Zimbabwe has struggled with currency instability for more than a decade. Hyperinflation in 2008 wiped out pensions and savings worth over US$5.1 billion, forcing the country to adopt a multicurrency system in 2009. Although the RBZ introduced the Zimbabwe Gold (ZiG) currency last year, around 60% of all transactions remain in US dollars.
The CZI cautioned that mishandling the transition could trigger a repeat of the 2008 collapse, when speculation about the local currency sparked a freeze in bank lending and stalled investment.
Exporters remain frustrated by the RBZ's foreign currency retention policy, which requires them to surrender 30% of hard-currency earnings in exchange for ZiG. CZI said the policy had become "punitive," citing a drop in manufactured exports to US$90.7 million in the first half of 2025 from US$119.9 million in the same period last year.
The lobby called for a new funding model to support exporters in the manufacturing sector, similar to that already used in horticulture. "Strategic policy interventions to unlock financing for manufacturing exporters will enhance competitiveness, deepen regional integration, and strengthen Zimbabwe's position in global value chains," the group said.

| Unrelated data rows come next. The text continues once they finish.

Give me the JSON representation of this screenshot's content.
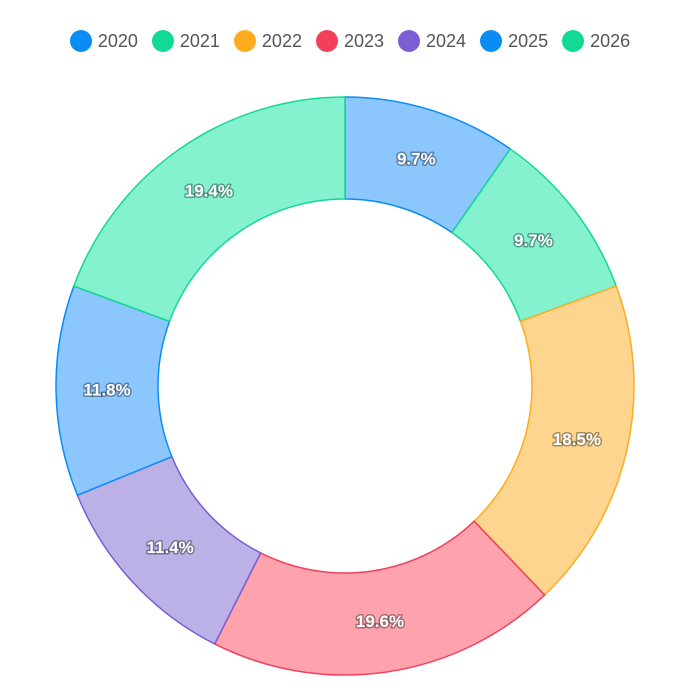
{
  "chart_data": {
    "type": "pie",
    "donut": true,
    "legend_position": "top",
    "categories": [
      "2020",
      "2021",
      "2022",
      "2023",
      "2024",
      "2025",
      "2026"
    ],
    "values": [
      9.7,
      9.7,
      18.5,
      19.6,
      11.4,
      11.8,
      19.4
    ],
    "labels": [
      "9.7%",
      "9.7%",
      "18.5%",
      "19.6%",
      "11.4%",
      "11.8%",
      "19.4%"
    ],
    "legend_colors": [
      "#0a8cf5",
      "#12d993",
      "#ffab1e",
      "#f3405a",
      "#7a5ed2",
      "#0a8cf5",
      "#12d993"
    ],
    "fill_colors": [
      "#8bc6fd",
      "#84f1cf",
      "#fed58f",
      "#fea3ae",
      "#bbb1e7",
      "#8bc6fd",
      "#84f1cf"
    ],
    "border_colors": [
      "#0a8cf5",
      "#12d993",
      "#ffab1e",
      "#f3405a",
      "#7a5ed2",
      "#0a8cf5",
      "#12d993"
    ]
  }
}
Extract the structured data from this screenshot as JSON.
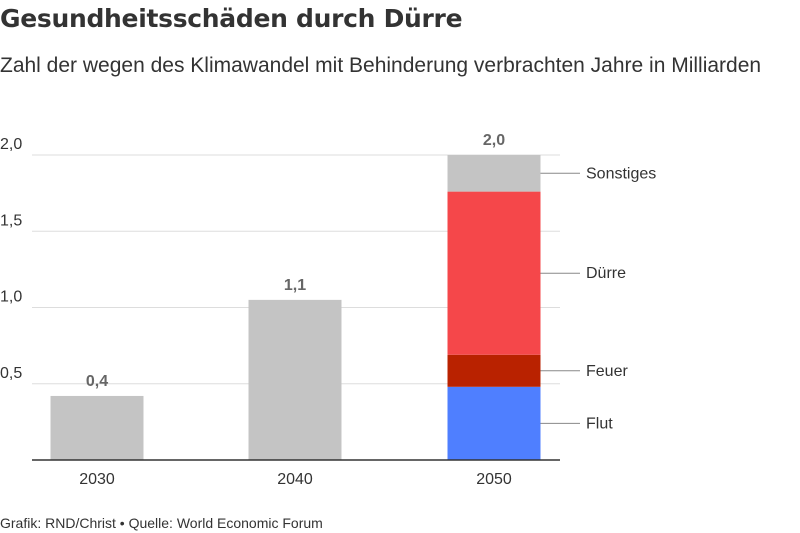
{
  "title": "Gesundheitsschäden durch Dürre",
  "subtitle": "Zahl der wegen des Klimawandel mit Behinderung verbrachten Jahre in Milliarden",
  "footer": "Grafik: RND/Christ • Quelle: World Economic Forum",
  "chart_data": {
    "type": "bar",
    "stacked": true,
    "categories": [
      "2030",
      "2040",
      "2050"
    ],
    "ylim": [
      0,
      2.0
    ],
    "yticks": [
      0.5,
      1.0,
      1.5,
      2.0
    ],
    "ytick_labels": [
      "0,5",
      "1,0",
      "1,5",
      "2,0"
    ],
    "grid": true,
    "totals": [
      0.42,
      1.05,
      2.0
    ],
    "total_labels": [
      "0,4",
      "1,1",
      "2,0"
    ],
    "default_color": "#c4c4c4",
    "stack_2050": [
      {
        "name": "Flut",
        "value": 0.48,
        "color": "#4f7fff"
      },
      {
        "name": "Feuer",
        "value": 0.21,
        "color": "#b92200"
      },
      {
        "name": "Dürre",
        "value": 1.07,
        "color": "#f5474a"
      },
      {
        "name": "Sonstiges",
        "value": 0.24,
        "color": "#c4c4c4"
      }
    ]
  }
}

Economists say Zimbabwe's reliance on the US dollar remains deep-rooted. As of June 2025, foreign currency transferable deposits made up 72.4% of the nation's broad money supply of ZiG97.34 billion. Analysts warn that without a credible plan to restore trust in the local unit, forcing a shift to exclusive use of ZiG risks triggering another recession.
The CZI also noted that Zimbabwe remains one of the most expensive countries in the region for doing business, citing high taxes, inefficient regulations, and heavy state involvement in the economy. It suggested that Argentina's reform agenda under President Javier Milei—focused on deregulation to stimulate growth—could provide lessons for Zimbabwe.
Beyond currency policy, the lobby pressed for a comprehensive review of the country's value chains to ensure that economic activities genuinely add value. It recommended strengthening high-value segments and reserving certain subsectors for Zimbabwean entrepreneurs to boost local participation.
While latest trade figures show a sharp narrowing of the July trade deficit by 94.5% to US$8.7 million, with exports rising 21.3% to US$877.5 million, CZI warned that gains may not last unless deeper reforms are implemented to diversify the economy.
"Zimbabwe's over-reliance on a handful of commodities such as gold, nickel and tobacco leaves the economy vulnerable," the lobby said. "A stable currency and a diversified industrial base are essential to achieve sustainable growth by 2030."